Global shares sank on Monday as the risk of a US and European ban on Russian crude imports threatened supply chains and heaped further inflationary pressure on economies worldwide.
Nickel soared 30%, gold broke through $2,000 an ounce and wheat jumped to a 14-year high, as industrial buyers and traders scrambled to source raw materials hit by supply disruptions caused by the Russian invasion of Ukraine.
Euro zone real government bond yields fell sharply due to surging energy prices, even before talks of a Russian oil ban, raised concerns that global economies are at risk of stagflation, where prices soar even as growth flatlines.
Germany’s 10-year and 30-year inflation-linked government bond yields fell as much as about 16 basis points (bps), hitting new record lows of -2.531% and -2.407%.
US Secretary of State Antony Blinken said on Sunday the United States and European allies were exploring banning imports of Russian oil, while the White House was coordinating with Congressional committees to move forward with a US ban.

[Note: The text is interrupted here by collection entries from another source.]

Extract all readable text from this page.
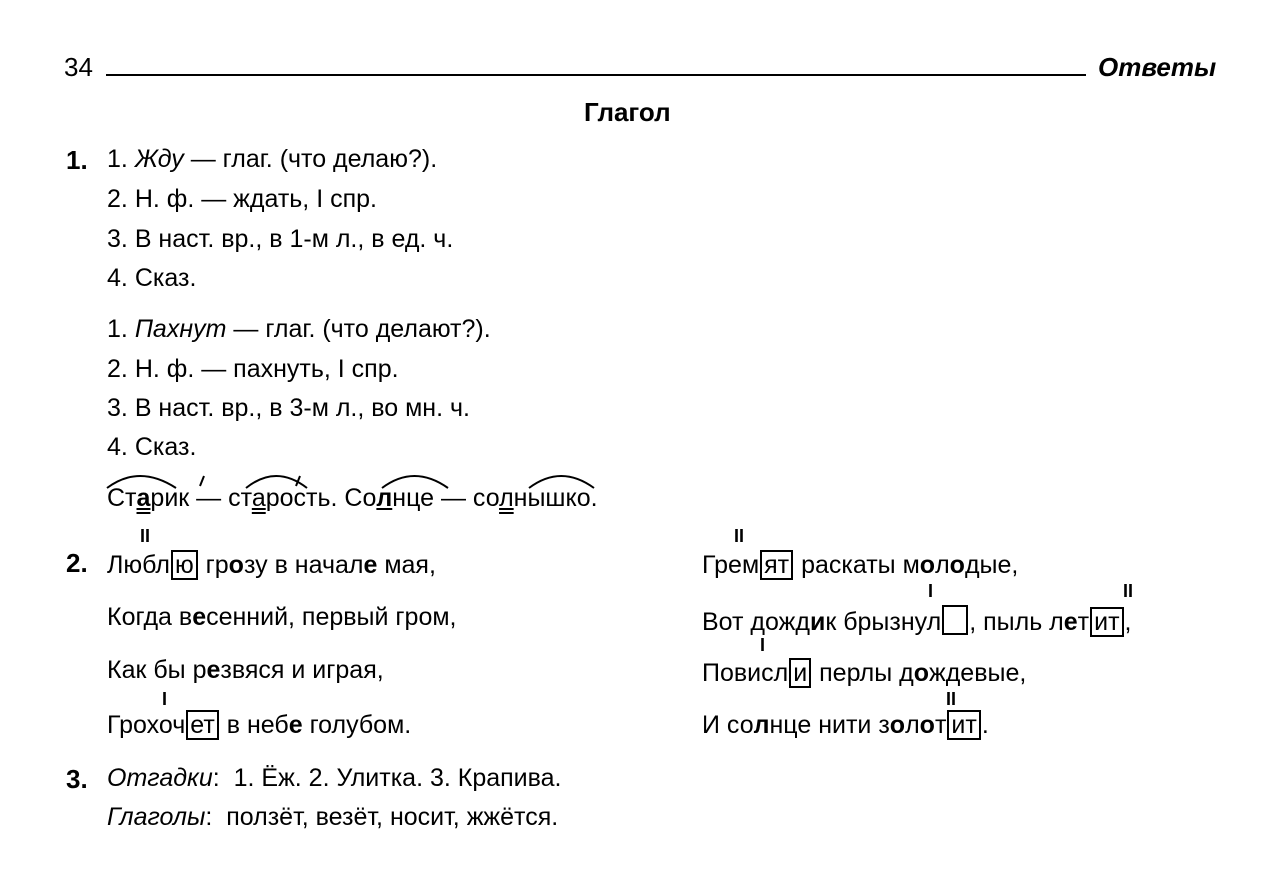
34	Ответы
Глагол
1. 1. Жду — глаг. (что делаю?).
2. Н. ф. — ждать, I спр.
3. В наст. вр., в 1-м л., в ед. ч.
4. Сказ.
1. Пахнут — глаг. (что делают?).
2. Н. ф. — пахнуть, I спр.
3. В наст. вр., в 3-м л., во мн. ч.
4. Сказ.
Старик — старость. Солнце — солнышко.
2.
II
Любл ю грозу в начале мая,
Когда весенний, первый гром,
Как бы резвяся и играя,
I
Грохоч ет в небе голубом.
II
Грем ят раскаты молодые,
I	II
Вот дождик брызнул , пыль лет ит ,
I
Повисл и перлы дождевые,
II
И солнце нити золот ит .
3. Отгадки:  1. Ёж. 2. Улитка. 3. Крапива.
Глаголы:  ползёт, везёт, носит, жжётся.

That news pressured US and European stock markets, and sent the MSCI’s gauge of stocks across the globe down 1.45%.
“If the West cuts off most of Russia’s energy exports it would be a major shock to global markets,” said BofA chief economist Ethan Harris.
The Dow Jones Industrial Average fell 349.45 points, or 1.04%, the S&P 500 lost 49.72 points, or 1.15% and the Nasdaq Composite dropped 195.51 points, or 1.47%. The pan-European STOXX 600 index was last down 0.6%, having bounced back from touching a one-year low earlier in the trading session.

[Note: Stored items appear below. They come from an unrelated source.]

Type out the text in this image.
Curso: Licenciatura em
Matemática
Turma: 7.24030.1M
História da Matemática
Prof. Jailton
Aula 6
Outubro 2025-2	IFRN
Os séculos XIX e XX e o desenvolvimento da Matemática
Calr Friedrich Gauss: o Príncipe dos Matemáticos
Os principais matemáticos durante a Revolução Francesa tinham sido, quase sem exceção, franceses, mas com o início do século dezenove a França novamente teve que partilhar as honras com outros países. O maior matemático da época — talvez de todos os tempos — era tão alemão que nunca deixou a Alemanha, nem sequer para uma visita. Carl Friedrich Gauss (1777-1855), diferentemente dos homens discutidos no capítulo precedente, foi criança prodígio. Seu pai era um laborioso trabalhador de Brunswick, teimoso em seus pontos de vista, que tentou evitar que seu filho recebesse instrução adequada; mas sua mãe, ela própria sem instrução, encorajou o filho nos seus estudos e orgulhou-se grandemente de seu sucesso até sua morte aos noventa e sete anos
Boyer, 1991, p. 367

Germany’s DAX looked set to confirm a bear market after suffering a 20% decline since its January high.
Emerging market stocks lost 3%. MSCI’s broadest index of Asia-Pacific shares outside Japan closed 2.89% lower, while Japan’s Nikkei lost 2.94%.

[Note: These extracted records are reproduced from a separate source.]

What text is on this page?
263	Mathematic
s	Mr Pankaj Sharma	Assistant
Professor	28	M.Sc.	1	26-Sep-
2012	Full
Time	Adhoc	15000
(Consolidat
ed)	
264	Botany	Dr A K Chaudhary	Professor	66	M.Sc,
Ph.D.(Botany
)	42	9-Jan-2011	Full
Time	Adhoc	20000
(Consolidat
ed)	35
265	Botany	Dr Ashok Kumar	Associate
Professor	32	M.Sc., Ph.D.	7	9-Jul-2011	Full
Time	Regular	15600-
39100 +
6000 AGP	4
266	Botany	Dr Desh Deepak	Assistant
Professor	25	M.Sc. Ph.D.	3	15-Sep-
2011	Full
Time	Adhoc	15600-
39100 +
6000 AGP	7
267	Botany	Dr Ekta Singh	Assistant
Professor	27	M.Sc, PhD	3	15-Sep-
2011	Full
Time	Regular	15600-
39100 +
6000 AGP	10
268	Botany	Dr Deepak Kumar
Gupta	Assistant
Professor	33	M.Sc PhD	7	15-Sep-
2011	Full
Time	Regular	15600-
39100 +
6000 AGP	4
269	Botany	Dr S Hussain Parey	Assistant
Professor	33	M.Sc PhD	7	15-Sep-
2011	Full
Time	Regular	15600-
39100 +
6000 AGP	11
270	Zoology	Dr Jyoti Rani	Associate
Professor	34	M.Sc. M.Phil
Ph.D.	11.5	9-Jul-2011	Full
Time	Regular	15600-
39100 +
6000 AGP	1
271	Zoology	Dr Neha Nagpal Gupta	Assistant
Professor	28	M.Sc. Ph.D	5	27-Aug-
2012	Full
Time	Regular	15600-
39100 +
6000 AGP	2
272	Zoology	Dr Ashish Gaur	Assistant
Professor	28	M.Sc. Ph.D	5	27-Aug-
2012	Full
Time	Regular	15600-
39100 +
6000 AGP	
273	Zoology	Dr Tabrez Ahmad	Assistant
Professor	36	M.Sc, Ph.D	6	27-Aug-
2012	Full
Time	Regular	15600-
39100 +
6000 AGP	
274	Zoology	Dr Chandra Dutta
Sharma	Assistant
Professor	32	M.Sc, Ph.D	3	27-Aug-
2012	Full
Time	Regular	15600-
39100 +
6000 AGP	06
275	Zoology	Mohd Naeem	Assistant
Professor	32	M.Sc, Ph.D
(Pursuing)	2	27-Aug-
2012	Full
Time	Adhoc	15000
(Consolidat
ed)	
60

EU interest rate hikes in doubt
BofA’s Harris estimates the loss of Russia’s 5 million barrels could see crude prices double to $200 a barrel.
The Russia-Ukraine conflict also weighed on talks aimed at reviving Iran’s nuclear deal with major powers, after Tehran accused Russia of “interference”.
That complicates the policy picture for the European Central Bank when it meets this week. A majority of economists polled by Reuters said that the EU central bank will likely wait until the last months of this year for its first interest rate rise in over a decade.
Published in The Express Tribune, March 8th, 2022.